Quote:You're post (on your site) seems to be taking a very forward way of processing a lot of this stuff by fixing up the terrain to match where you put the linear features but if you're going to do that then you're going to get hideous results. Especially if your linear feature generation is totally ignorant of the terrain.


Well, I was planning to have "terrain travel costs" so that they would be generated to follow the terrain.

But the serverside generation and the clientside would be different, since the clientside one wouldn't have done the iterative high-res erosion that the serverside would have: it would just to one-pass generation, then read the entrypoints of the linear entities, then "cheat" stuff to fit them. The server could reduce the amount of "cheating" by, once it'd done its own map, doing the generation that the clientside would do, and then "jiggling" the crossing positions to get the best fit with the two squares either side.

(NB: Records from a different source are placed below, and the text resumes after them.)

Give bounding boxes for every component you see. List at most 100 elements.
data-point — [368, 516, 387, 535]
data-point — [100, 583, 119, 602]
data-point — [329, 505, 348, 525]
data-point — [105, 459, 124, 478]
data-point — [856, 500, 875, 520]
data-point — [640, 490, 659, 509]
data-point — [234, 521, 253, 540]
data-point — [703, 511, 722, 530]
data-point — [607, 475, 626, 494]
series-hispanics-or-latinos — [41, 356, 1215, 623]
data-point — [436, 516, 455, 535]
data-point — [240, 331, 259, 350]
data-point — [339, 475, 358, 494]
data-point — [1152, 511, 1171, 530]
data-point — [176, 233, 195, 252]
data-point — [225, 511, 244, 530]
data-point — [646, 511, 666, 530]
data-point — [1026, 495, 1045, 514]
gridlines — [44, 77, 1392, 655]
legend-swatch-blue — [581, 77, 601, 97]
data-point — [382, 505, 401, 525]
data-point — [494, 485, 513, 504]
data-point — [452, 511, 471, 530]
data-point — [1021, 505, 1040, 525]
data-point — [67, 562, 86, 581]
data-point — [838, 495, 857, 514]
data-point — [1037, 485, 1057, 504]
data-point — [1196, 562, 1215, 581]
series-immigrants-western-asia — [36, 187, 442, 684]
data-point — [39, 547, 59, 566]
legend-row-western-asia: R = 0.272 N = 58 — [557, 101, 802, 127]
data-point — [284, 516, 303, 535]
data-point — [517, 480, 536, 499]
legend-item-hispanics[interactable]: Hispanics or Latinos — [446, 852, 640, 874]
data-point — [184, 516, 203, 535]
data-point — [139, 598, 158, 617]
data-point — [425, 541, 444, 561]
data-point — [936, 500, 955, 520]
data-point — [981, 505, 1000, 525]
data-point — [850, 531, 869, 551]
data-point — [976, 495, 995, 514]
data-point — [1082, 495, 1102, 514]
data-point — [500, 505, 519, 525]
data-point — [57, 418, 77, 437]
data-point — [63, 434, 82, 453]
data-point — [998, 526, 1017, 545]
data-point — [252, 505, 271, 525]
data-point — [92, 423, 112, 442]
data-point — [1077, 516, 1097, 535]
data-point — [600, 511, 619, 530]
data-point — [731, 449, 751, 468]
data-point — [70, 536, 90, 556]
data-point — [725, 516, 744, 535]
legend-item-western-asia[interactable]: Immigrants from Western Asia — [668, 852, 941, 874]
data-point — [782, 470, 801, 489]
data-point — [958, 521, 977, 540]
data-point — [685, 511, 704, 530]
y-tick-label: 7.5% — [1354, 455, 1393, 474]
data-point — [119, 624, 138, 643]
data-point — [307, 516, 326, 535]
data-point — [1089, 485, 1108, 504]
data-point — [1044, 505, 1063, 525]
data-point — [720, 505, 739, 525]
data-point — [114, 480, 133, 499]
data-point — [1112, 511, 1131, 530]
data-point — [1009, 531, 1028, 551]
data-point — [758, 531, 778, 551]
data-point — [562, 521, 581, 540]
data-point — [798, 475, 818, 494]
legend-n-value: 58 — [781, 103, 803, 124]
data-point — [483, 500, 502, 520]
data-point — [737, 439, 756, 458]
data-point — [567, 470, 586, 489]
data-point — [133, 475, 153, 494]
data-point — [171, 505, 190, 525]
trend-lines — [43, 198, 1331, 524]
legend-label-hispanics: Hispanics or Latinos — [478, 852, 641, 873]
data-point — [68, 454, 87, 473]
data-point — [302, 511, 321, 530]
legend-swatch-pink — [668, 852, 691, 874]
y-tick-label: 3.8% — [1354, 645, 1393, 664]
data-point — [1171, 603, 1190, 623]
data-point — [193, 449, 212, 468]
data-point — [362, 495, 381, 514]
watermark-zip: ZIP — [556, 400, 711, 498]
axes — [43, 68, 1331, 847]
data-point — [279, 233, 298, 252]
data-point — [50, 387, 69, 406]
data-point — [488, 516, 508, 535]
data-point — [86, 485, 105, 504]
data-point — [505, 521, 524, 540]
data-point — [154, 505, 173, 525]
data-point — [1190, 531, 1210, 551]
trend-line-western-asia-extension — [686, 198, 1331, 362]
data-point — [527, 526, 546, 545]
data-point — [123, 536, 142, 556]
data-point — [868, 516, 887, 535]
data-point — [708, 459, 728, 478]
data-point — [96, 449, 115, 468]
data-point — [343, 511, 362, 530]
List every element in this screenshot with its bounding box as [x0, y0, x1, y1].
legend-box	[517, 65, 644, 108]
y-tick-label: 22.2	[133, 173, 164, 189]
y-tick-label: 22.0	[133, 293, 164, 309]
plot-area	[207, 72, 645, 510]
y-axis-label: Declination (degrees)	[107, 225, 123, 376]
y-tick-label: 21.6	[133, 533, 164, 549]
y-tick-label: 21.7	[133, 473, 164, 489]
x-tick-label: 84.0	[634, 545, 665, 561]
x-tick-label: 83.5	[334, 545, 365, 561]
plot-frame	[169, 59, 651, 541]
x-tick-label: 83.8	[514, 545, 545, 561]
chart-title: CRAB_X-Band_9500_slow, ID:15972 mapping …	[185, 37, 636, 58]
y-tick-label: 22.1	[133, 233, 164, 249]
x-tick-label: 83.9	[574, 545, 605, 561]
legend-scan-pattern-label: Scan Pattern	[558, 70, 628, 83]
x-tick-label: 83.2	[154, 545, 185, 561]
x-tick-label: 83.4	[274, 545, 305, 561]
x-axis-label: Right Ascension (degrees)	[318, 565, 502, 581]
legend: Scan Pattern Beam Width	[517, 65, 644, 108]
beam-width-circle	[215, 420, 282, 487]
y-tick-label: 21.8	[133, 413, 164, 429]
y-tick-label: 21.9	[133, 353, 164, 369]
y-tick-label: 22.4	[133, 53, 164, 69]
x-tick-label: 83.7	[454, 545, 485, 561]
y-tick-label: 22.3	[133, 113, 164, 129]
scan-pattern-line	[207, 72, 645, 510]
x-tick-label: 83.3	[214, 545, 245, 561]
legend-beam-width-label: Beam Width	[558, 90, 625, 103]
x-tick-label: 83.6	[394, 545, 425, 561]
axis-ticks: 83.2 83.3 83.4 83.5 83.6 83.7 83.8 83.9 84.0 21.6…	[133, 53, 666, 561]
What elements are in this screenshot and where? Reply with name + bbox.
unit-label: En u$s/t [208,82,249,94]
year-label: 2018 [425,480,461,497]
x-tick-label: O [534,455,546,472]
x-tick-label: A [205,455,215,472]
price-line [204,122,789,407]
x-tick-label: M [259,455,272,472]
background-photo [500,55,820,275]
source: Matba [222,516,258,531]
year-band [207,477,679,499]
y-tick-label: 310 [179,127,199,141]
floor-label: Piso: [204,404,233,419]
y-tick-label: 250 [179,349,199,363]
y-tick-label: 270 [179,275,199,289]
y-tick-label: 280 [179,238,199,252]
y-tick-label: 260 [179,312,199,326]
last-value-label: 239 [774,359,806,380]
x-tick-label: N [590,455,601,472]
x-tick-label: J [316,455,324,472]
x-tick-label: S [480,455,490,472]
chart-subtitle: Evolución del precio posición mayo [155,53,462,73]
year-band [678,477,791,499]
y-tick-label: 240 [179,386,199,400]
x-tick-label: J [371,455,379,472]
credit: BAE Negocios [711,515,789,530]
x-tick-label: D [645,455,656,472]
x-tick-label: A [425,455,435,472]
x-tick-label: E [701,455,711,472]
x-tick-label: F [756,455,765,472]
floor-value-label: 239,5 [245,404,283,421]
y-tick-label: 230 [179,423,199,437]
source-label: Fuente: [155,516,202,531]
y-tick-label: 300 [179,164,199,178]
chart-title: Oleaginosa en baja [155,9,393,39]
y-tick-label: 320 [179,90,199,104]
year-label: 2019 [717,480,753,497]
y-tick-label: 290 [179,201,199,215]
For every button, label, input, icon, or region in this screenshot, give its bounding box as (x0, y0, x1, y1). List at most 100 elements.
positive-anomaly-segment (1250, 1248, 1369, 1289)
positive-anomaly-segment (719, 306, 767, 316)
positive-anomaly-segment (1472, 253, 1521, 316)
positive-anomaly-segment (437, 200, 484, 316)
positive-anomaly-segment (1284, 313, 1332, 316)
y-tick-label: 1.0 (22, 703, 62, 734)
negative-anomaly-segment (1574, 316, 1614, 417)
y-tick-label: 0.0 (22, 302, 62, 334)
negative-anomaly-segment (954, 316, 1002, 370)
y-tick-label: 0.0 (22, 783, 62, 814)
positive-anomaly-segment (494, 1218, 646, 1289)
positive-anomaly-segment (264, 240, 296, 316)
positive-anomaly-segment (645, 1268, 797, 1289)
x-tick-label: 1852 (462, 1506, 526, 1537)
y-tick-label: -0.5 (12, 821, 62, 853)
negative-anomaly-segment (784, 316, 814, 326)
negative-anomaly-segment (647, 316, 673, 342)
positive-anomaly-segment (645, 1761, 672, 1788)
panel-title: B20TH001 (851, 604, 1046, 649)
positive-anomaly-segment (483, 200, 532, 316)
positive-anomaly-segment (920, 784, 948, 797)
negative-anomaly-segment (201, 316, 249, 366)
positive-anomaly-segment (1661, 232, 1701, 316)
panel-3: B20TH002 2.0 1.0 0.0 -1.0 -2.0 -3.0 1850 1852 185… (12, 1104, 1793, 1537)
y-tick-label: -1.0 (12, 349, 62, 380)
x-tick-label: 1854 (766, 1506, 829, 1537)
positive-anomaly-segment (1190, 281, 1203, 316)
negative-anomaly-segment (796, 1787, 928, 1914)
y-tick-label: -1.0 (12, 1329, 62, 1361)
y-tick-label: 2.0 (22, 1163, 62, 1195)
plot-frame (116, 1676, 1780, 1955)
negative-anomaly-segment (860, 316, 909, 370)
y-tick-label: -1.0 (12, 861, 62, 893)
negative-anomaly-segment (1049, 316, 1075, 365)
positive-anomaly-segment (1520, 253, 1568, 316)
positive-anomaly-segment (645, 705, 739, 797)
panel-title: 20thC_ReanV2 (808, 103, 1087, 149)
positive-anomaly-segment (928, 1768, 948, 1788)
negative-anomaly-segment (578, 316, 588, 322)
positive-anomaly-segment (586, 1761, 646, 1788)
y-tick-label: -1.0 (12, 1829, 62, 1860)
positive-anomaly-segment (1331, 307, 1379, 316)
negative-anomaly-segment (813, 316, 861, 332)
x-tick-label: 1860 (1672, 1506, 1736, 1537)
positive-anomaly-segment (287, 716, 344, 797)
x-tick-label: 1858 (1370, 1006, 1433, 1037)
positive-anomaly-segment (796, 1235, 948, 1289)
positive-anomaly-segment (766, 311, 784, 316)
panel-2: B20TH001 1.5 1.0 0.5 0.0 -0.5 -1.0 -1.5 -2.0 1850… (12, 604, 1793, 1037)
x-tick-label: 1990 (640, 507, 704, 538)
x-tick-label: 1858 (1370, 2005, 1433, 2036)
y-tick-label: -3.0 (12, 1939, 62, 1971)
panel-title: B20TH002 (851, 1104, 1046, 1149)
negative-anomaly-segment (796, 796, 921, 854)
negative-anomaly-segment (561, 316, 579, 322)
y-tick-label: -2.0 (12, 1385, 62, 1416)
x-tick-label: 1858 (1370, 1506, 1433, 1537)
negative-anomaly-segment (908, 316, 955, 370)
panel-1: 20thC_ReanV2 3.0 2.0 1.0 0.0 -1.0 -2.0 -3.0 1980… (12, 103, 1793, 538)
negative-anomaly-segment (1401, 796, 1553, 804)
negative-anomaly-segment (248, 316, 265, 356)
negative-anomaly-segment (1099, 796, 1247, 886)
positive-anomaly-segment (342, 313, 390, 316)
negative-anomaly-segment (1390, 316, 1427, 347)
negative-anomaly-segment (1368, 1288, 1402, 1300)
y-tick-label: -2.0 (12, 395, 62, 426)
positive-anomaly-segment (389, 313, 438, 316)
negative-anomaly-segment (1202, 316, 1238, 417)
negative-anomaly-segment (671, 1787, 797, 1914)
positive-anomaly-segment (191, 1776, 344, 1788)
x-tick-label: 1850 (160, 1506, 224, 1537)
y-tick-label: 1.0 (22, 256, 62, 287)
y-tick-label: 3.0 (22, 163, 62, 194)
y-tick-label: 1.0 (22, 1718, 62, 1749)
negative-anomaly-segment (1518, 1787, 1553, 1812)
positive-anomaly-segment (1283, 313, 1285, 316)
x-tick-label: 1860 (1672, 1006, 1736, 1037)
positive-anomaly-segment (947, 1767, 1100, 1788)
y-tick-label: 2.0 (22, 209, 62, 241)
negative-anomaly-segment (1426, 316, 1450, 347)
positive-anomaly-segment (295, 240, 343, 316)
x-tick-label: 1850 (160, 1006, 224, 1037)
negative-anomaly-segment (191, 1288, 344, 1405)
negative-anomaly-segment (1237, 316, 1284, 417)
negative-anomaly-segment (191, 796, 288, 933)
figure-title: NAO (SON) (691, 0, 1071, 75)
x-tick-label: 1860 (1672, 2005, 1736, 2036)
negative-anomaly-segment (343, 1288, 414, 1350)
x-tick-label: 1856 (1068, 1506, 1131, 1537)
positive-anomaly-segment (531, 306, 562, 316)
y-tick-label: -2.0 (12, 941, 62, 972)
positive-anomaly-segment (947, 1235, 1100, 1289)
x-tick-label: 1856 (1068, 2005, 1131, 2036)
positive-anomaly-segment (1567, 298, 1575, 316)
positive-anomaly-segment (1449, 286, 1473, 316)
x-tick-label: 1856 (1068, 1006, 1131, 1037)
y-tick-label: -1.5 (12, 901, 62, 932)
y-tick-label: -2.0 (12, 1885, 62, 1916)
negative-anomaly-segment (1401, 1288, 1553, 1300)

I described the clientside version as taking terrain into account for rivers, but it needs to take it into account for roads too, and to deform the mesh so that roads are flat, if necessary adding embankments, bridges over ravines, switchbacks up hills, etc.

Quote:The graphs don't have to describe straight lines either, rivers and road can be made of Bezier curves for example.


I thought about beziers, but I think storing every curve the road makes in 10km would be too expensive, compared to just storing entry and exit points and letting the client sort it out between those two points. Beziers are cheaper than point-to-point, but they are still very expensive.

The only problem I have with having the client generate it, isn't the artefacts, it's the time it'll take. That "fixing" of the terrain will take considerable time.

Sure, I can do it as a background thread, "generate whichever adjacent zone you're closest to", and I can cache 'em, but still. Slooow.